On September 7, 2001, Operation Relex encountered the first boat. The Aceng
was warned not to enter Australia water, and the Navy tried to turn if back toward
Indonesia. "When the Master realized that again he was heading North towards
Indonesia he became nervous and pointing to himself, made slashing motions at his
neck, and said "Indonesia". The behavior of those on board became abusive, with
threats of harm to the boarding party, smashing of windows in the wheelhouse, and
objects thrown at the boarding personnel.
The Wary of killing one of the asylum seekers, the Navy gave up.
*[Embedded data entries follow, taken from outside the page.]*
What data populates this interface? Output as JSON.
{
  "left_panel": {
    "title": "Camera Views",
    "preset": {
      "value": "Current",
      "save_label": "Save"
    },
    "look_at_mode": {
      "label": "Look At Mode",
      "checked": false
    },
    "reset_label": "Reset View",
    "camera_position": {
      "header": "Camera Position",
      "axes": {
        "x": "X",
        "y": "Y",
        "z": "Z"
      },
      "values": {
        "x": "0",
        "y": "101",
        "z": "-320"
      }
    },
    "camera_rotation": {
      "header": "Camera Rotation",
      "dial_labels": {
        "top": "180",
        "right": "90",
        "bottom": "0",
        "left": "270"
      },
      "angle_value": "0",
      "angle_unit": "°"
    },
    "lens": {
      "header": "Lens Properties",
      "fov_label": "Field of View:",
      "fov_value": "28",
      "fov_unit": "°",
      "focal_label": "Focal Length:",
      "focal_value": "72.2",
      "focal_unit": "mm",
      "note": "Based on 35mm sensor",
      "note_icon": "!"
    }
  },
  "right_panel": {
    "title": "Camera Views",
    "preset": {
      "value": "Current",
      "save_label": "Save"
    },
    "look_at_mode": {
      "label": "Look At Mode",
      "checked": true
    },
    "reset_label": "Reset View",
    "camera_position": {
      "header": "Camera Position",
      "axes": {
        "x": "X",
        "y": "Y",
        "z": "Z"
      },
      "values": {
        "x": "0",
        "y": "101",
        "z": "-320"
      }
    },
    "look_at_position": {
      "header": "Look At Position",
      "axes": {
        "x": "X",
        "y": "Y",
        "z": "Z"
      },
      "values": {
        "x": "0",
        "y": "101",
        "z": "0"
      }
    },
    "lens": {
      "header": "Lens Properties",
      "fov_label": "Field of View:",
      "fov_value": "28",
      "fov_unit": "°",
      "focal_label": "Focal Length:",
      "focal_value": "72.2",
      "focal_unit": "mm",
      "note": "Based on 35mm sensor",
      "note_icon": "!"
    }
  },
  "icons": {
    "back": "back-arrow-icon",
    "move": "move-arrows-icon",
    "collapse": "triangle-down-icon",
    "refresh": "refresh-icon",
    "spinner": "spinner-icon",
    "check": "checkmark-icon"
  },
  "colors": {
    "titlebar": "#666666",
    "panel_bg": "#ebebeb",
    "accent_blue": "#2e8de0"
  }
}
At sunrise all
237 asylum seekers were transferred to an Australian flag vessel that took them to
Nauru for offshore processing. The similar action was provoked by other boat which
wanted to enter Australian Migration Zone. The Australian government's narrative
presented to thr Committee was one of gradual escalation in measure of "self-harm".
Migrants and smuggles network well prepared for intensifying the confrontation.
There were sit-ins and hunger strikes; threats of self-harm and threats of harm to
others; "intimidating behavior" toward Australian forces, protest, and riots. In some
cases, asylum seekers sabotaged the boats they were in, and sometimes the Navy
attempted to deploy engineers to repair the boats while still at sea.